The Yankees favor the current preference for tight pitch counts for starters followed by a March of Relievers, one broad-shouldered 98 m.p.h throwing dude after another. The Yankees feature two of the best in their pen: Zack Britton, the setup man, and Aroldis Chapman, the 103 m.p.h closer executioner.
The Astros offer a trio of Cy Young Award-winning aces: Cole, Justin Verlander and Zack Greinke, all of whom threw more than 200 innings and won between 18 and 21 games. Just two Yankee starters exceeded 160 inning this season.
The Astros will go as far as that absurd abundance takes them. Which is why the Yankees failure to capitalize on Cole’s first inning struggles loomed as important. As is true of most aces, he is at his worst in the first inning, with a 3.55 E.R.A. this season.
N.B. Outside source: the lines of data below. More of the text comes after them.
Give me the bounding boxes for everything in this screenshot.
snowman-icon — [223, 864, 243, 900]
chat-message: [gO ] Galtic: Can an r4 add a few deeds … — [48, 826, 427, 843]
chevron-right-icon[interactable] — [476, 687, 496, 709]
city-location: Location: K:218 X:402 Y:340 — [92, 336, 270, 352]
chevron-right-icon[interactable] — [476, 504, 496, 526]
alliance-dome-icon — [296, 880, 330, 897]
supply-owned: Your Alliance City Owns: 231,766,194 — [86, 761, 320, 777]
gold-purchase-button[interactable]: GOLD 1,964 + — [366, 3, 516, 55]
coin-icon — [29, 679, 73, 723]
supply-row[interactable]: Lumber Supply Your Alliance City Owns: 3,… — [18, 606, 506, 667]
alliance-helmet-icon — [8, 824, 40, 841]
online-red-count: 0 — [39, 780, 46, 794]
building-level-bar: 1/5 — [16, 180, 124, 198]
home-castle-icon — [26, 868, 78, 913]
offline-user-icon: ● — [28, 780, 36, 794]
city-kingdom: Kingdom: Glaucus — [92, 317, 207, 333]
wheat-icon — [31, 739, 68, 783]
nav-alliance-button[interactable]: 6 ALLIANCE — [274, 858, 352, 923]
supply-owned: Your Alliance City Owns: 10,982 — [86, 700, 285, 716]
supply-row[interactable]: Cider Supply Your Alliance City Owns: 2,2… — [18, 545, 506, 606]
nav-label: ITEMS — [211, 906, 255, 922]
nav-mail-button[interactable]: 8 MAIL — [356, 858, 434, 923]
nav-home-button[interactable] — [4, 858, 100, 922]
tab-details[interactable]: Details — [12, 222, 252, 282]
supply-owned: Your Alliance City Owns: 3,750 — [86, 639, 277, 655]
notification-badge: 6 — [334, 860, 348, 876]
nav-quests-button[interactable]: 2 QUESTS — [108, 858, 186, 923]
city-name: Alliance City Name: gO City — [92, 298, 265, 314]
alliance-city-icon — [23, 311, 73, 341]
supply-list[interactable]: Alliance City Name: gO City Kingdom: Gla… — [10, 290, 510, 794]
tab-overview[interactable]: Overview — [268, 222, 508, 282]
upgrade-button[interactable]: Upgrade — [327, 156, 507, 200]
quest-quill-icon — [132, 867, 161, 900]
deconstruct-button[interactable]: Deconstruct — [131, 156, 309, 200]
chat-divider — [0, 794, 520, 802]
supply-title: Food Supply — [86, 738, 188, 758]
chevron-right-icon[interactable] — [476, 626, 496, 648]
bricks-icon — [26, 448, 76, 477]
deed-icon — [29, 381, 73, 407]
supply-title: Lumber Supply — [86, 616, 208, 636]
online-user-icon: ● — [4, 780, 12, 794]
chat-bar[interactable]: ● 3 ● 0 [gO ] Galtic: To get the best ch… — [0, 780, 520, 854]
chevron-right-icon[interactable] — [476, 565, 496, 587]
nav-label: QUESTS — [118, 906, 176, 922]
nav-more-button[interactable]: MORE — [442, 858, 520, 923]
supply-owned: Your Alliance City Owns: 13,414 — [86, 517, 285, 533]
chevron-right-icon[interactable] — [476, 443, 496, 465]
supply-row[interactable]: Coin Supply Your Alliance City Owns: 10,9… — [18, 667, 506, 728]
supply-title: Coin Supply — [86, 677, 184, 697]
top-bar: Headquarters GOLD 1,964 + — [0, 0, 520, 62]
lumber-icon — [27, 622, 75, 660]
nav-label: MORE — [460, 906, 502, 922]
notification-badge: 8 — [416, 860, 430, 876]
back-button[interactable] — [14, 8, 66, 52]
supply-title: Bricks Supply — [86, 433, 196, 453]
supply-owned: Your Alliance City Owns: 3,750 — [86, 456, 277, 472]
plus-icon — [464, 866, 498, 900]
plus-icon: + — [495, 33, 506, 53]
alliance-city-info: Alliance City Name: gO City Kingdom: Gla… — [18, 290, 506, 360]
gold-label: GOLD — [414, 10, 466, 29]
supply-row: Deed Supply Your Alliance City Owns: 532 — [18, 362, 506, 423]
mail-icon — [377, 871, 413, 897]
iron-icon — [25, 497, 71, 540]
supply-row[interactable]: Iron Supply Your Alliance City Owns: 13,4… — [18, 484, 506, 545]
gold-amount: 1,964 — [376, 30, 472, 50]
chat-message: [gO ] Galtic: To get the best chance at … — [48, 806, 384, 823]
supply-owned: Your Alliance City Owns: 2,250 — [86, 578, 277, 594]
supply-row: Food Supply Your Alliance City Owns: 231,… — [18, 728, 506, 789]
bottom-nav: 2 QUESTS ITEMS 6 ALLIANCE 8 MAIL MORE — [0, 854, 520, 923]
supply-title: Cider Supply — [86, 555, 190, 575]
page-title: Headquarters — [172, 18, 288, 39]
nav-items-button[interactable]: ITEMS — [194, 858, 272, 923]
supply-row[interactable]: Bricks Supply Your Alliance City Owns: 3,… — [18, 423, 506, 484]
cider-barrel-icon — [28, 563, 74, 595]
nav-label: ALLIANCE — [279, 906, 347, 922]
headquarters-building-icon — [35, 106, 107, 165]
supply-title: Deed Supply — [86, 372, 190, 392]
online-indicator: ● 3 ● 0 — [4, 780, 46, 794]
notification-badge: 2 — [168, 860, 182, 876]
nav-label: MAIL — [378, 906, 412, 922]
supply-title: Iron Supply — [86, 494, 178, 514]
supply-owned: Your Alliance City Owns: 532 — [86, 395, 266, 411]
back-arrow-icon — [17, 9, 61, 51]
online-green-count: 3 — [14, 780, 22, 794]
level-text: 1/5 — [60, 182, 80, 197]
If Cole, however, survives into late innings, the end is nigh.
“That’s old school, right?” said Astros manager A.J. Hinch. “We like when the starter gets to pitch a little bit.”
This playoff struggle for the American League pennant was in some ways a typical Yankee affair, which is to say that the crowd was loud and fired up, even as thousands of fans remained stuck outside on interminable security lines, leaving many seats empty for the first pitch. (Credit is due the Yankee bleacher bums, however. At game time the fancy seats were half-empty but the bleachers were overflowing).
This being New York, rumors of celebrity sightings snaked through the crowd. Would Trump consigliere Rudy Giuliani take his usual seat behind the plate? Or would the prospect of overeager congressional subpoena process servers prompt Hizzoner to take refuge in the fastness of his condo?
The Yankee starter, Luis Severino, 25, is splendidly talented but he looked like a starter on a hot tin roof through the first innings. On his third pitch, Severino had the misfortune to throw to 5 foot 6 Jose Altuve.